Chaque année, l'Union européenne, par le biais de l'Efsa, et le ministère de l'Agriculture chiffrent publiquement le taux de pesticides dans l'alimentation. Cette transparence apparente se heurte cependant à la complexité de l'échantillonnage. Décryptage.

Décryptage  |  Agroécologie  |    |  Félix Gouty  |  Actu-Environnement.com
Pesticides dans l'alimentation : l'opacité et la complexité des données nationales et européennes

La transparence se suffit-elle à elle-même ? Au regard de ce que l'État français et même l'Agence européenne de sécurité alimentaire (Efsa) rendent publique s'agissant de la présence de pesticides dans les denrées alimentaires, la réponse est plutôt négative. Même déconstruite, la diversité de la taille et des caractéristiques des échantillonnages sur lesquels se basent toutes les analyses rendent cette volonté de transparence plus opaque et confuse qu'il n'y paraît.
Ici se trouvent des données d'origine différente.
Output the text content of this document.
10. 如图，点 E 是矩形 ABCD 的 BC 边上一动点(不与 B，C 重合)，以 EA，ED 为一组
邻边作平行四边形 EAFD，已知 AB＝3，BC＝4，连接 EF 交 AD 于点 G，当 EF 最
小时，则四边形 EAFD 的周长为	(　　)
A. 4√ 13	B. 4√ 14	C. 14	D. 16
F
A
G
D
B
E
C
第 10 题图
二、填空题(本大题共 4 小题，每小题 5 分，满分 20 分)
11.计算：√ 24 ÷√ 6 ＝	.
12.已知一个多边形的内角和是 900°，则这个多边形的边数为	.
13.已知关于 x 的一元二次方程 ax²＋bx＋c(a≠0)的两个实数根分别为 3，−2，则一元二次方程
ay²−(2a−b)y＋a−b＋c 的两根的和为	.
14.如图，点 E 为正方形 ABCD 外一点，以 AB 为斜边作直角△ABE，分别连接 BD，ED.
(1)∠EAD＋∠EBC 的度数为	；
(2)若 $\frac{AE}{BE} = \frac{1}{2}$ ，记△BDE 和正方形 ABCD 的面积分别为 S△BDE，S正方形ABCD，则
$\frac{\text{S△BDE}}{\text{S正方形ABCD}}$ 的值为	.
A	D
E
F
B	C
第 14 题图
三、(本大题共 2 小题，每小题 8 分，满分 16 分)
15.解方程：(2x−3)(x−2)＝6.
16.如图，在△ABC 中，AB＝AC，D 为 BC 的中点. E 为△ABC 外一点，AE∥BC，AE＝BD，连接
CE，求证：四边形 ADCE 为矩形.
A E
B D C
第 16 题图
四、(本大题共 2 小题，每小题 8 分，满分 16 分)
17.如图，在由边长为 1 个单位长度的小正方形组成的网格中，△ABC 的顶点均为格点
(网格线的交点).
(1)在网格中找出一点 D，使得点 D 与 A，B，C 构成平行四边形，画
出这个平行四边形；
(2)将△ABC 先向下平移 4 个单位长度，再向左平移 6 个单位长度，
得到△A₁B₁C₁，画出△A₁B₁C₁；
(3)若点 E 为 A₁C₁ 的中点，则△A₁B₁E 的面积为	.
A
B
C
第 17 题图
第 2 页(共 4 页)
Le brouillard s'éclaircit en France

« L'information est publique et accessible, lorsqu'elle est demandée, mais elle n'est pas communiquée comme il se doit », souligne François Veillerette, porte-parole de Générations futures. Le 30 mars dernier, l'association a publié les résultats du dernier plan annuel de surveillance de la direction générale de la Concurrence, de la Consommation et de la Répression des fraudes (DGCCRF). Les données que cette dernière a fournies directement à l'association portent sur les taux de détection et de quantification de résidus de plusieurs centaines de pesticides dans une liste de produits alimentaires d'origine végétale prélevés au hasard dans le commerce. Et pour la première fois, la provenance des quelque 2 500 échantillons, analysés en 2020, a été précisée : agriculture biologique ou conventionnelle (non bio). « La présentation des résidus de pesticides dans les aliments végétaux par l'ancienne méthode utilisée jusqu'alors sous-estimait grandement le pourcentage réel d'aliments non bio contenant des résidus de pesticides, explique François Veillerette. Les échantillons prélevés en 2019 et 2020 fournis par la DGCCRF nous permettent aujourd'hui de présenter un pourcentage d'aliments végétaux non bio contenant au moins un résidu de pesticides plus proche de la réalité. »

 
Nous demandons une publication transparente et complète  
Générations futures
 
De ce que Générations futures a pu étudier, le taux de quantification (c'est-à-dire le nombre d'échantillons présentant une concentration quantifiable d'au moins un pesticide, ou LQ) de l'ensemble des aliments végétaux bio et non bio collectés s'élève à 45,9 %. « C'est sur ce chiffre que l'État aurait communiqué ordinairement auparavant, remarque l'ONG. On pensait alors (à tort) que cela concernait les productions de l'agriculture non bio seules. » En réalité, pour les seuls produits issus de l'agriculture conventionnelle, le taux de quantification monte à 54,5 %. La DGCCRF mentionne même un taux de détection (où les traces d'au moins un pesticide ont été relevées, sans possibilité de déterminer sa concentration exacte, ou LD) de 63,1 %. Si l'ONG félicite la transparence de la DGCCRF à son égard, elle déplore le fait que l'accessibilité de ces informations publiques nécessite une démarche proactive de sa part. « Nous demandons qu'une publication transparente et complète de ces chiffres soit réalisée chaque année ! »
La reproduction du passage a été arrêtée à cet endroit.